Published 12:00 am Wednesday, December 19, 2018

KANNAPOLIS — With Kannapolis’ Waste Management Inc. contract set to expire in June, the City Council met Monday to discuss possible changes in garbage and recycling services.

Director of Public Works Wilmer Melton said three services were in desperate need of “right sizing”: adjusting for the purposes of saving the city money and preventing abuses of policy.

Two of the services — bulky waste and white goods collection — are now offered weekly to all 18,000 homes that pay for city garbage and recycling services.

E-waste collection has been offered throughout the week through at a drop-off at the Public Works Operations Center.

Melton said the schedules were excessive and that site-based service had led to abuses that have cost the city thousands of dollars because electronics were left unattended and stripped of their valuable parts.

The council approved updating its 2019 contract to offer all services at curbside on a biweekly schedule to coincide with recycling.

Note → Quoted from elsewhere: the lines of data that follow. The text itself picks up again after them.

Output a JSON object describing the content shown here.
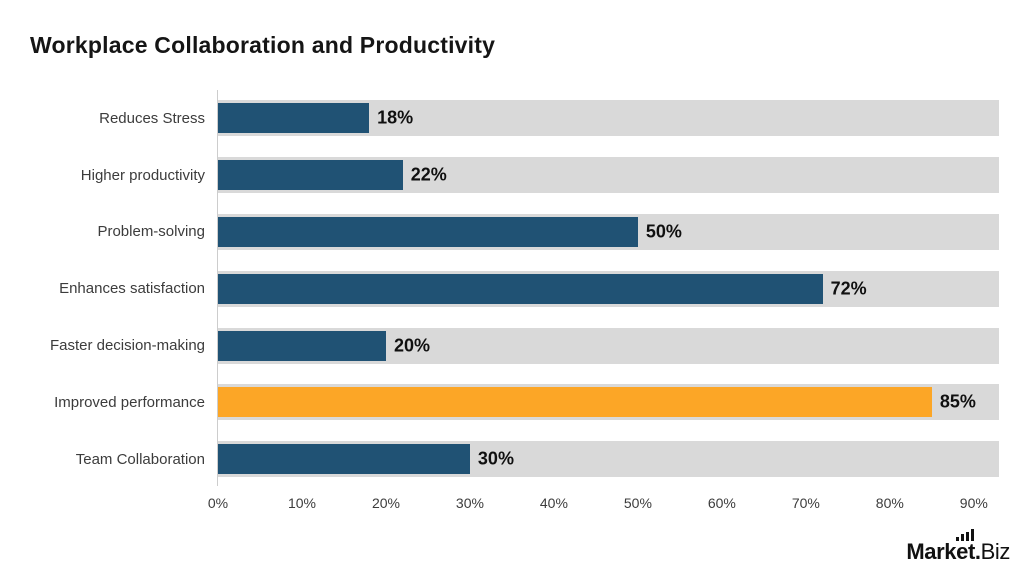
{
  "page": {
    "background": "#ffffff"
  },
  "chart_data": {
    "type": "bar",
    "orientation": "horizontal",
    "title": "Workplace Collaboration and Productivity",
    "categories": [
      "Reduces Stress",
      "Higher productivity",
      "Problem-solving",
      "Enhances satisfaction",
      "Faster decision-making",
      "Improved performance",
      "Team Collaboration"
    ],
    "values": [
      18,
      22,
      50,
      72,
      20,
      85,
      30
    ],
    "value_labels": [
      "18%",
      "22%",
      "50%",
      "72%",
      "20%",
      "85%",
      "30%"
    ],
    "highlight_index": 5,
    "x_ticks": [
      "0%",
      "10%",
      "20%",
      "30%",
      "40%",
      "50%",
      "60%",
      "70%",
      "80%",
      "90%"
    ],
    "x_tick_values": [
      0,
      10,
      20,
      30,
      40,
      50,
      60,
      70,
      80,
      90
    ],
    "xlim": [
      0,
      93
    ],
    "axis_max": 93,
    "grid": "off",
    "legend": "none",
    "track_full_width": true,
    "colors": {
      "background": "#ffffff",
      "bar": "#205274",
      "highlight": "#fca626",
      "track": "#d9d9d9",
      "axis_line": "#cdcdcd",
      "title": "#151515",
      "label": "#3c3c3c",
      "value": "#101010",
      "tick": "#3c3c3c"
    }
  },
  "branding": {
    "mark": "Mark",
    "et": "et",
    "dot": ".",
    "biz": "Biz",
    "icon": "bar-chart-icon"
  }
}
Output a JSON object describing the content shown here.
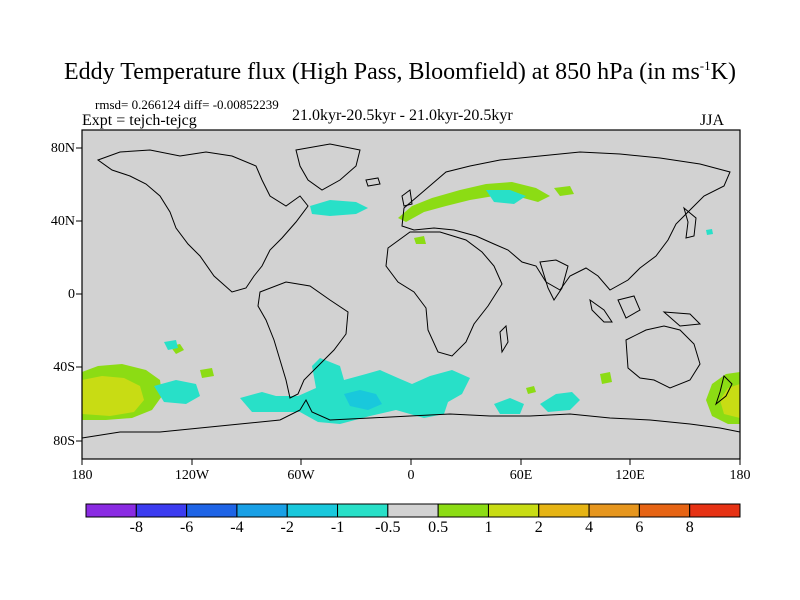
{
  "header": {
    "title": "Eddy Temperature flux (High Pass, Bloomfield) at 850 hPa (in ms",
    "title_sup": "-1",
    "title_end": "K)",
    "stats": "rmsd= 0.266124 diff= -0.00852239",
    "expt": "Expt = tejch-tejcg",
    "period": "21.0kyr-20.5kyr - 21.0kyr-20.5kyr",
    "season": "JJA"
  },
  "axes": {
    "lat_labels": [
      "80N",
      "40N",
      "0",
      "40S",
      "80S"
    ],
    "lon_labels": [
      "180",
      "120W",
      "60W",
      "0",
      "60E",
      "120E",
      "180"
    ]
  },
  "colorbar": {
    "colors": [
      "#8a2be2",
      "#3c3cf0",
      "#1e64e6",
      "#19a0e6",
      "#19c8dc",
      "#28e0c8",
      "#d2d2d2",
      "#8cdc14",
      "#c8dc14",
      "#e6b414",
      "#e6961e",
      "#e66414",
      "#e63214"
    ],
    "labels": [
      "-8",
      "-6",
      "-4",
      "-2",
      "-1",
      "-0.5",
      "0.5",
      "1",
      "2",
      "4",
      "6",
      "8"
    ]
  },
  "map": {
    "background_color": "#d2d2d2",
    "coastline_color": "#000000"
  }
}
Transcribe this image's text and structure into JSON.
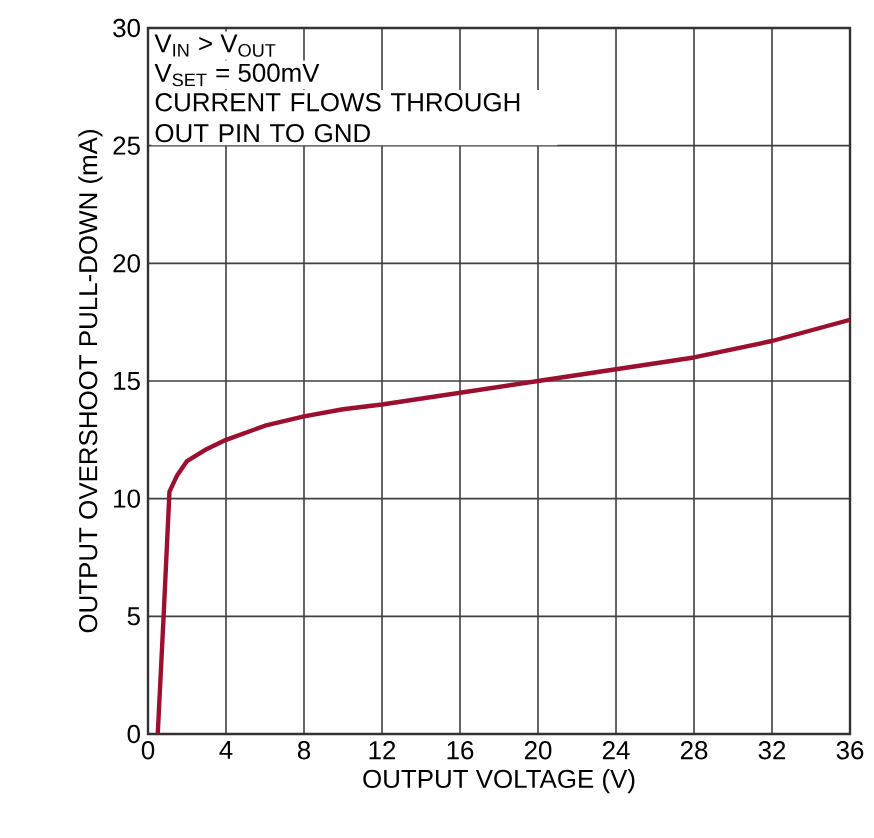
{
  "chart_data": {
    "type": "line",
    "xlabel": "OUTPUT VOLTAGE (V)",
    "ylabel": "OUTPUT OVERSHOOT PULL-DOWN (mA)",
    "annotations": [
      "V$_{IN}$ > V$_{OUT}$",
      "V$_{SET}$ = 500mV",
      "CURRENT FLOWS THROUGH OUT PIN TO GND"
    ],
    "x": [
      0.5,
      0.8,
      1.1,
      1.5,
      2,
      3,
      4,
      6,
      8,
      10,
      12,
      16,
      20,
      24,
      28,
      32,
      36
    ],
    "series": [
      {
        "color": "#9b0f2f",
        "values": [
          0,
          5,
          10.3,
          11,
          11.6,
          12.1,
          12.5,
          13.1,
          13.5,
          13.8,
          14,
          14.5,
          15,
          15.5,
          16,
          16.7,
          17.6
        ]
      }
    ],
    "xlim": [
      0,
      36
    ],
    "ylim": [
      0,
      30
    ],
    "xticks": [
      0,
      4,
      8,
      12,
      16,
      20,
      24,
      28,
      32,
      36
    ],
    "yticks": [
      0,
      5,
      10,
      15,
      20,
      25,
      30
    ],
    "grid": true
  }
}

Councilman Roger Haas said this will simply things for customers because they would no longer have to wonder which day of the week to dispose of bulky items or other goods.

“I think this is a great way to make it all uniform and put it all together,” Haas said.

By a vote of  5-2, the council approved making the contract changes with its current vendor rather than putting the contract out to bid.

Councilmen Ryan Dayvault and Doug Wilson voted against staying with the same company, citing several problems with Waste Management.

“My experience has been not the best with the current provider,” said Dayvault. “… The issue that I see consistently is just the lack of respect for our property, the city’s property, which is the cans that we have: throwing them in ditches upside down, tearing lids off, leaving them in all shapes or forms in addition to misses.”

But Melton said similar problems are seen industrywide and in neighboring communities.

“My experience with three different vendors is I think we’re going to have a lot of the same problems,” said Melton. “My fear is that it’s going to get worse. As you get a new vendor, there’s going to be a learning curve. I think the misses that some of you expressed will perhaps be worse.”

He said that an industry standard is that 1 percent to 2 percent of collections are missed. Waste Management has been missing at less than half of a percent.

Councilman Tom Kincaid said the benefits of keeping the same company outweigh the risk.

“I think this can be handled at the local level,” Kincaid said. “I would be afraid if we start this late in the game trying to get a new contract, it would put us behind the eight ball.”

The council also looked at reinstating a position for educating the community about acceptable recycling services, though City Manager Mike Legg said this would need to be further discussed after the results of a compensation study in early 2019.